Kindern mit einer HIV-Infektion sollten gute Hygiene und Verhaltensweisen beigebracht werden (z. B. Händewaschen, sofortige Wundversorgung und darauf achten, persönliche Gegenstände wie Rasierer oder Zahnbürsten nicht zu teilen), um das Risiko für andere zu verringern.

Vorbeugung vor einer Übertragung für Jugendliche

Die Vorbeugung bei Jugendlichen entspricht der Vorbeugung für Erwachsene.

Alle Jugendlichen sollten Zugang zu HIV-Tests haben und darüber aufgeklärt werden, wie HIV übertragen wird und mit welchen Mitteln einer Infektion vorgebeugt werden kann, einschließlich einer Aufklärung darüber, hochriskantes Verhalten (wie das gemeinsame Benutzen von infizierten Nadeln) und sichere Sexualpraktiken anzuwenden. Es sollten Anstrengungen unternommen werden, um Jugendliche mit einem hohen Risiko für eine HIV-Infektion einzubeziehen, wie z. B. schwarze und hispanische junge Männer, die gleichgeschlechtlichen Sex haben.

Prophylaktische Behandlung vor der Exposition

Die Einnahme eines antiretroviralen Arzneimittels vor einem Kontakt mit dem HI-Virus kann das HIV-Infektionsrisiko senken. Eine solche Präventivbehandlung wird als Präexpositionsprophylaxe (PrEP) bezeichnet. PrEP-Medikamente umfassen Tenofovirdisoproxilfumarat/Emtricitabin (TDF/FTC), Tenofoviralafenamid/Emtricitabin (TAF/FTC), Lenacapavir und Cabotegravir.

PrEP ist am wirksamsten, wenn die Medikamente täglich oder wie verschrieben eingenommen werden, kann aber teuer sein. Daher wird PrEP am häufigsten für Personen empfohlen, die nicht mit HIV infiziert sind, aber ein hohes Risiko für eine Infektion haben, wie etwa Personen (einschließlich älterer Jugendlicher), die einen Sexualpartner haben, der mit HIV infiziert ist, Männer, die mit Männern Geschlechtsverkehr haben, und Menschen, die Transgender sind.
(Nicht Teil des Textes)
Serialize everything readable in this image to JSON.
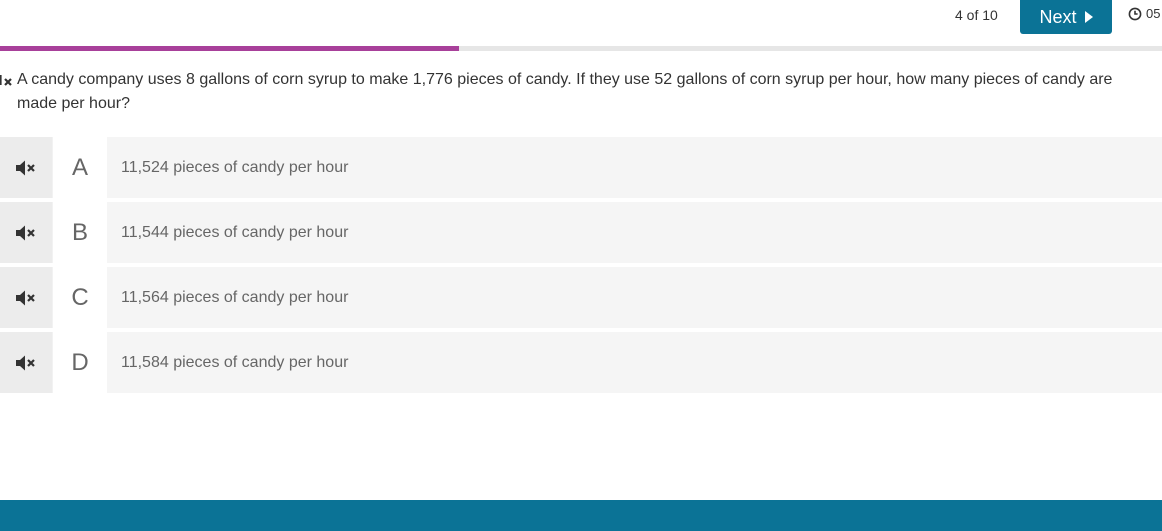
{
  "header": {
    "counter": "4 of 10",
    "next_label": "Next",
    "timer": "05"
  },
  "progress": {
    "fraction": 0.395
  },
  "question": {
    "text": "A candy company uses 8 gallons of corn syrup to make 1,776 pieces of candy. If they use 52 gallons of corn syrup per hour, how many pieces of candy are made per hour?"
  },
  "choices": [
    {
      "letter": "A",
      "text": "11,524 pieces of candy per hour"
    },
    {
      "letter": "B",
      "text": "11,544 pieces of candy per hour"
    },
    {
      "letter": "C",
      "text": "11,564 pieces of candy per hour"
    },
    {
      "letter": "D",
      "text": "11,584 pieces of candy per hour"
    }
  ],
  "colors": {
    "brand": "#0b7396",
    "progress": "#a8409a"
  },
  "icons": {
    "audio": "speaker-muted-icon",
    "timer": "clock-icon",
    "next": "caret-right-icon"
  }
}
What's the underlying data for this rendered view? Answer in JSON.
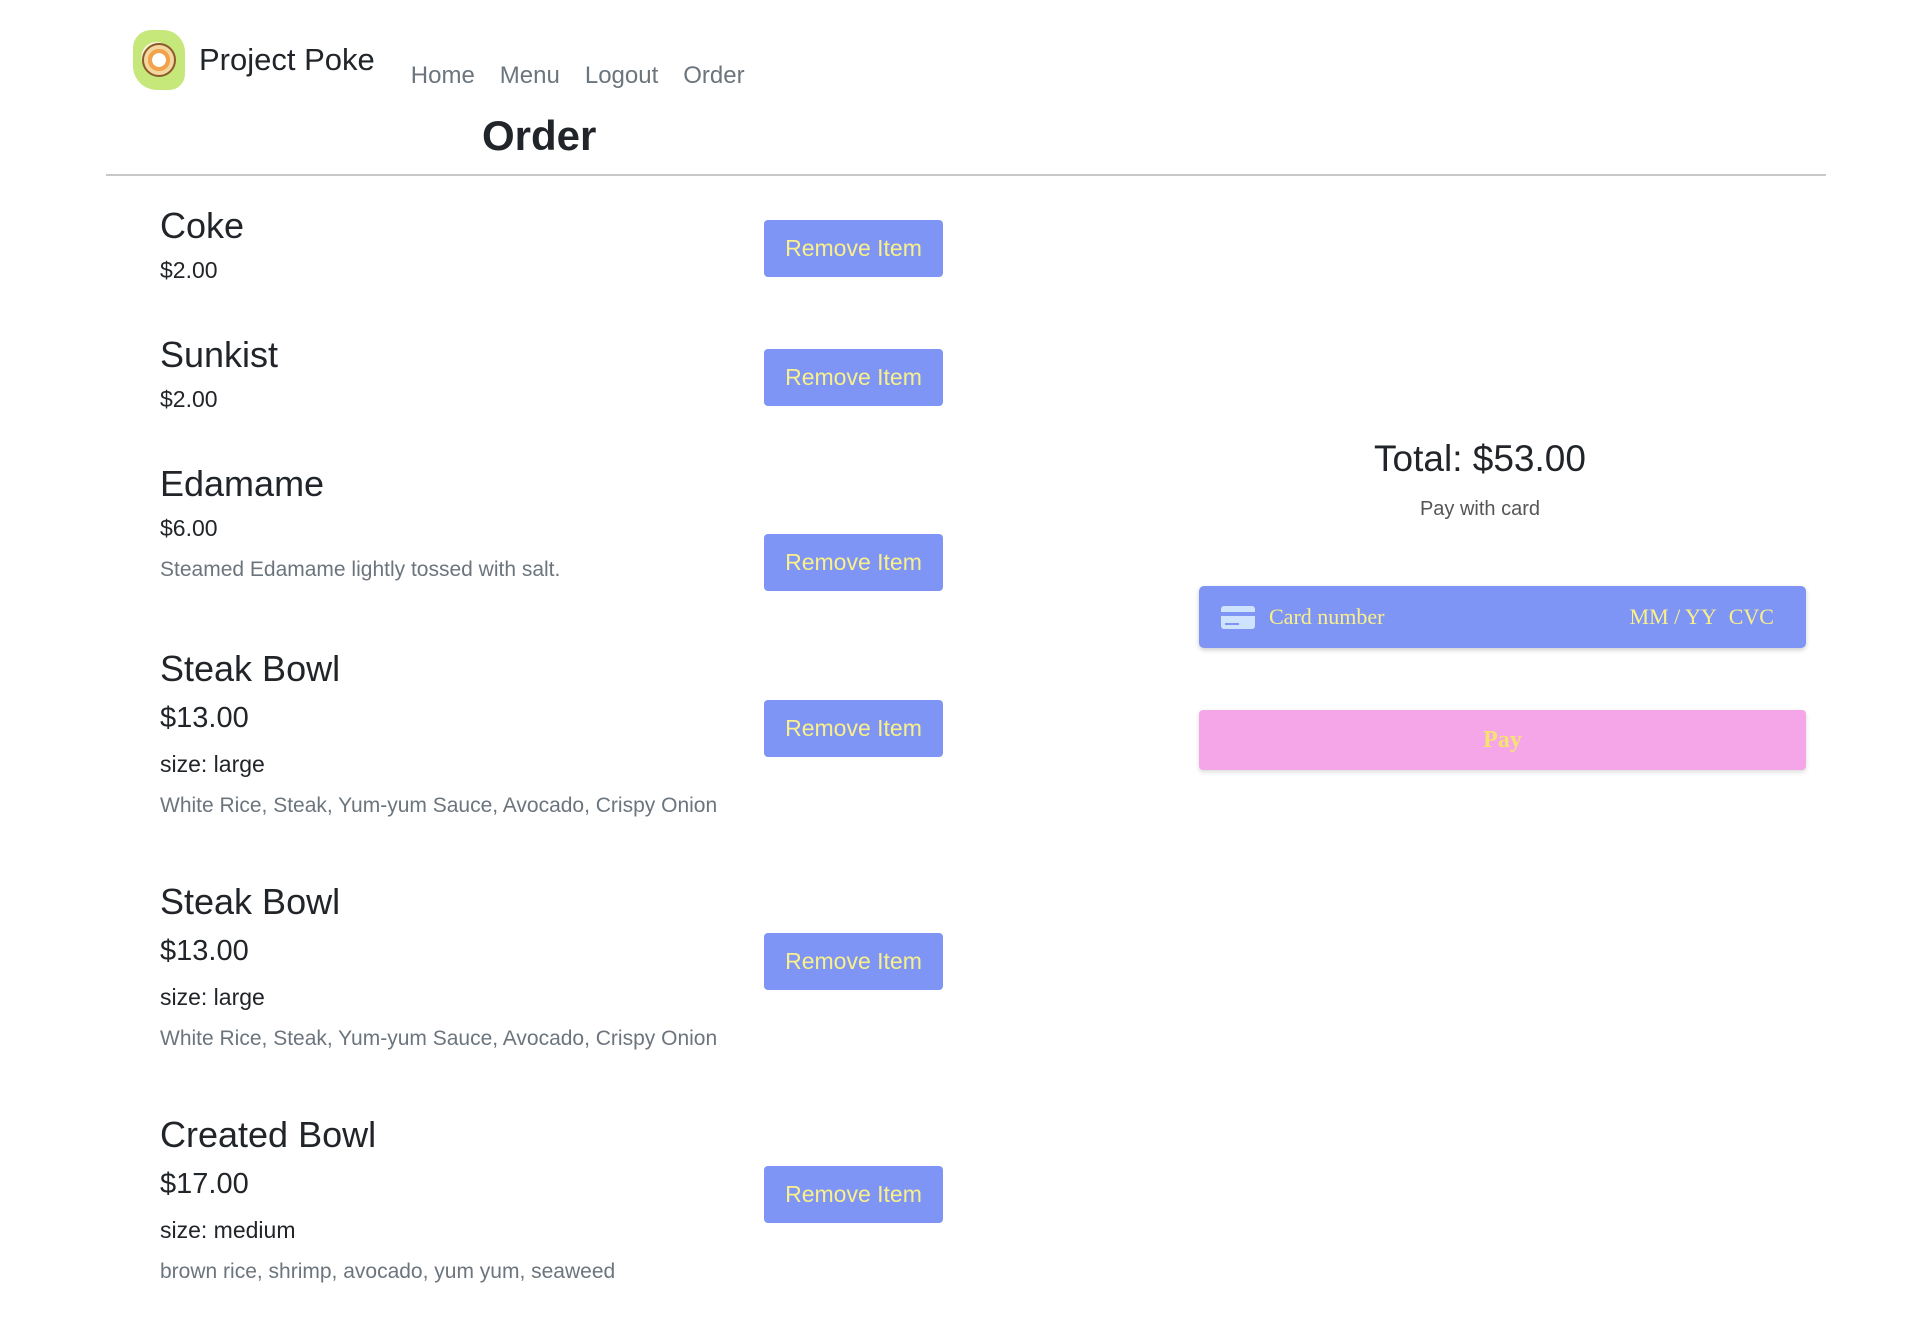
{
  "brand": {
    "name": "Project Poke",
    "logo_icon": "poke-bowl-logo-icon"
  },
  "nav": {
    "links": [
      "Home",
      "Menu",
      "Logout",
      "Order"
    ]
  },
  "page": {
    "title": "Order"
  },
  "items": [
    {
      "name": "Coke",
      "price": "$2.00",
      "remove_label": "Remove Item"
    },
    {
      "name": "Sunkist",
      "price": "$2.00",
      "remove_label": "Remove Item"
    },
    {
      "name": "Edamame",
      "price": "$6.00",
      "description": "Steamed Edamame lightly tossed with salt.",
      "remove_label": "Remove Item"
    },
    {
      "name": "Steak Bowl",
      "price": "$13.00",
      "size": "size: large",
      "description": "White Rice, Steak, Yum-yum Sauce, Avocado, Crispy Onion",
      "remove_label": "Remove Item"
    },
    {
      "name": "Steak Bowl",
      "price": "$13.00",
      "size": "size: large",
      "description": "White Rice, Steak, Yum-yum Sauce, Avocado, Crispy Onion",
      "remove_label": "Remove Item"
    },
    {
      "name": "Created Bowl",
      "price": "$17.00",
      "size": "size: medium",
      "description": "brown rice, shrimp, avocado, yum yum, seaweed",
      "remove_label": "Remove Item"
    }
  ],
  "payment": {
    "total": "Total: $53.00",
    "pay_with": "Pay with card",
    "card_number_placeholder": "Card number",
    "expiry_placeholder": "MM / YY",
    "cvc_placeholder": "CVC",
    "pay_label": "Pay",
    "card_icon": "credit-card-icon"
  },
  "colors": {
    "button_bg": "#7f95f5",
    "button_text": "#f9f08a",
    "pay_bg": "#f4a6e8",
    "pay_text": "#f6e26e"
  }
}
Jugendliche mit einem Risiko für eine HIV-Infektion können ebenfalls PrEP erhalten (insbesondere, wenn sie sexuell aktiv sind), aber aufgrund von Problemen hinsichtlich der Vertraulichkeit und der hohen Kosten kann es für Jugendliche schwieriger sein, PrEP zu erhalten, als für Erwachsene.

Personen, die PrEP anwenden, müssen dennoch andere Methoden anwenden, um sich vor anderen sexuell übertragbaren Infektionen (STI) oder blutübertragenen Infektionen (z. B. Hepatitis B und Hepatitis C) zu schützen. Dazu gehört auch, konsequent Kondome zu verwenden und keine Spritzen zur Injektion von Drogen zu teilen.